For me, the biggest mistake the Democrats made on health care was not being ready to pass the bill once Paul Kirk was seated as the replacement for Teddy Kennedy on September 24th, 2009. Naturally, it was assumed that a Democrat would be elected to replace Kirk, but you never know when a senator might fall ill. Robert Byrd is in frail health. Frank Lautenberg was just diagnosed with stomach cancer. When your strategy depends on getting 60 votes and you only have 60 members, you should act with dispatch and not dither around. There was a lot of fuss in August, at the height of the tea parties and rowdy town hall meetings, about the Democrats negotiating with President Snowe. But, at the time, the Democrats needed her vote because Kirk had not been appointed yet. In fact, the dependence on a 60-vote strategy made passage so precarious that it made perfect sense to pursue Snowe’s vote even if it meant that the bill had to be watered down.

It’s easy to go back in retrospect and argue that the Democrats should have known that the Republicans would be united in opposition to health care reform, and that they would use every obstructive tactic in the Senate rulebook to slow down and derail the effort. But, the Republicans’ behavior truly is unprecedented. And Obama did run on changing the tone in Washington and getting the two parties to work together. He would have paid a political price if he hadn’t made a visible effort to engage the Republicans.

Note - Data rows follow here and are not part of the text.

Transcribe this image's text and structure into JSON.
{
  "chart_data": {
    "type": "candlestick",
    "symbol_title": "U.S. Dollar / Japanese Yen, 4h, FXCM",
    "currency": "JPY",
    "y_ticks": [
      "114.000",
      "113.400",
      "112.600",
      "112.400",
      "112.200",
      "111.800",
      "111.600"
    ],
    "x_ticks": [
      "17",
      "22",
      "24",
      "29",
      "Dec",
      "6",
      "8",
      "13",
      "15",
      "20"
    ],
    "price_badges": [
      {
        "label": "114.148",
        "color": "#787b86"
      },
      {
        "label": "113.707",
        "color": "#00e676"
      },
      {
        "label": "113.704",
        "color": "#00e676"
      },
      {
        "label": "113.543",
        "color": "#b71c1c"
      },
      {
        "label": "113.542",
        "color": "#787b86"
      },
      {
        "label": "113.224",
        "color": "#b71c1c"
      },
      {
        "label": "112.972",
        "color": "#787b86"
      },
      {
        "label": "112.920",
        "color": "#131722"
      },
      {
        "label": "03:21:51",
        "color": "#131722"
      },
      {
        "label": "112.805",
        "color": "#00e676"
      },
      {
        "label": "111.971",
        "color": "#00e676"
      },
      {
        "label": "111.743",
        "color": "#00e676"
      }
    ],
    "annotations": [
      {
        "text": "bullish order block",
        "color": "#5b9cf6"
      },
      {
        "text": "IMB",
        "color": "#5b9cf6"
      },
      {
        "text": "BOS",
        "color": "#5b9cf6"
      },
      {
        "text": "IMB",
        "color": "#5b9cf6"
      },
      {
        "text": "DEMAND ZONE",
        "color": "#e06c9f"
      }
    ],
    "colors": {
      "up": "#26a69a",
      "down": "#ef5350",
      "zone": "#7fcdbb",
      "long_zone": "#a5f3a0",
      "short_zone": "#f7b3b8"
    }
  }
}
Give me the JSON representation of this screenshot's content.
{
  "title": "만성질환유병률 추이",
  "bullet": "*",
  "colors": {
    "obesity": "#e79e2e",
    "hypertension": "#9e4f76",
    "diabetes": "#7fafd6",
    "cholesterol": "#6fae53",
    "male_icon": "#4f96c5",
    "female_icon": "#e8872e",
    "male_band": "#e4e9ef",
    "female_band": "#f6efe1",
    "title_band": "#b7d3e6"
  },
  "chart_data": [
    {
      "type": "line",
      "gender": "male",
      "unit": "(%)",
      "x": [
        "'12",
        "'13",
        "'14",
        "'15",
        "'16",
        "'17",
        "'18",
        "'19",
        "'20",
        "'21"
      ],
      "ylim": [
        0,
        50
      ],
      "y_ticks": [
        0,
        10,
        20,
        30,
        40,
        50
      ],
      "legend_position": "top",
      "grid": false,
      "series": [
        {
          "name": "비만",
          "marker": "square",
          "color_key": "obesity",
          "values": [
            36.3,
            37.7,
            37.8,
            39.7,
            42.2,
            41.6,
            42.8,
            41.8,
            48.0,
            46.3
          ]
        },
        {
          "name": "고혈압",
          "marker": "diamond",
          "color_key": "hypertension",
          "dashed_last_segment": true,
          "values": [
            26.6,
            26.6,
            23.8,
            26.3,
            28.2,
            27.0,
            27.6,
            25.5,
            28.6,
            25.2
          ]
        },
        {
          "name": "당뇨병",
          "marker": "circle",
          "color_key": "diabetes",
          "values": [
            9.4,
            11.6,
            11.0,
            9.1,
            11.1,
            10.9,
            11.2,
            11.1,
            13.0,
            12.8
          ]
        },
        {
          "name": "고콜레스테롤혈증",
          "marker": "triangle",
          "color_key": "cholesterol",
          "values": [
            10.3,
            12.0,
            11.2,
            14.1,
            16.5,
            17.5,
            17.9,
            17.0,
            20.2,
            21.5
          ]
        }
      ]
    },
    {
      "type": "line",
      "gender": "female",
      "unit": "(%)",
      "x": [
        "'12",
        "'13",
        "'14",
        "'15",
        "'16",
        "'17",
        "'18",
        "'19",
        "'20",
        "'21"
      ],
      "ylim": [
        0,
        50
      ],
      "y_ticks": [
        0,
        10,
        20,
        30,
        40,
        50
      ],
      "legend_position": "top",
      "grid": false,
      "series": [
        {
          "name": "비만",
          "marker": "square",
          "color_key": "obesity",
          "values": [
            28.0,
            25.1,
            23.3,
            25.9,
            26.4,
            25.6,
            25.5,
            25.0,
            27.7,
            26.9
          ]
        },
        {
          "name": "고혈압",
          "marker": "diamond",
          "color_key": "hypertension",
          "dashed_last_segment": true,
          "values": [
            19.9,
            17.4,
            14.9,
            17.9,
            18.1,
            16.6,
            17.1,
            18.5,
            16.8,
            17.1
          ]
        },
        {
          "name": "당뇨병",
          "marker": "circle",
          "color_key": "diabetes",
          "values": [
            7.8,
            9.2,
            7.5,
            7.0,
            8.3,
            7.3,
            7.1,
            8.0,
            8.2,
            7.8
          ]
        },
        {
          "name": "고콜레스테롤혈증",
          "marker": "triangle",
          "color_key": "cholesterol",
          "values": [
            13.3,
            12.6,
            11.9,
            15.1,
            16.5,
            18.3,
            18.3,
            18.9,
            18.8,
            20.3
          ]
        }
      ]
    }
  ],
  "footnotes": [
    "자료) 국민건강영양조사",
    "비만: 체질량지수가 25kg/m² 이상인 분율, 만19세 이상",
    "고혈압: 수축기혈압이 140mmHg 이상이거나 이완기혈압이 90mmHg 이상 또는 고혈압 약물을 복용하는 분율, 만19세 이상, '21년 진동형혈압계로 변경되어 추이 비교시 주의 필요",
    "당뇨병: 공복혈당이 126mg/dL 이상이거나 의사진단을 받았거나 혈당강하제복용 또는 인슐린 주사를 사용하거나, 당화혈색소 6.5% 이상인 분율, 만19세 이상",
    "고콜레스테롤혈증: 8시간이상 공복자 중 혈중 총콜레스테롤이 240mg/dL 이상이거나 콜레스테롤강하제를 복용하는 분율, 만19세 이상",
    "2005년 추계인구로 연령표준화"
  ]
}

The mistake was made when the Democrats abandoned the threat of using reconciliation if the Republicans wouldn’t act in good faith. The exact threat that is being made now should have been made no later than July. When Max Baucus was negotiating with Grassley, Enzi, and Snowe, he should have been aided by a White House and Senate leadership who were threatening to take the whole bill away and cram it through at the 50-vote threshold.

Why didn’t that happen back in July? Mainly because of individual Democratic senators’ resistance to the idea. Some opposed it on parliamentary grounds, others because it would reduce their influence, and still others because they wanted some bipartisan cover for enacting a major new federal program. In other words, the White House did not have sufficient support in their own caucus for playing the kind of hardball that would have made reconciliation a credible threat. Yet, here we are. We’re actually in a better position than I even anticipated because the bulk of the legislation has already passed through the Senate. We have many fewer parliamentary hurdles to pass in reconciliation than we would have had if the whole bill had had to be crafted that way.

Now, the way I see it, if one or more Republicans can be shamed into granting a cloture vote, the plan the president laid out is a decent outcome. But if the Republicans remain united in opposition after the Health Care Summit, the Democrats should pass a bill that is closer to what Obama proposed in the first place. Why not? Pass what you promised. You’re going to get criticized for passing health care reform regardless of what is in it. So pass the bill you really want. And, yes, that included a public option. You campaigned on it and the people elected you. It remains the single most popular element of the reforms. If a couple of moderates can’t stomach it, so what?

But, ultimately, it is up to the senators to decide. Either we have 50 votes for it or we don’t.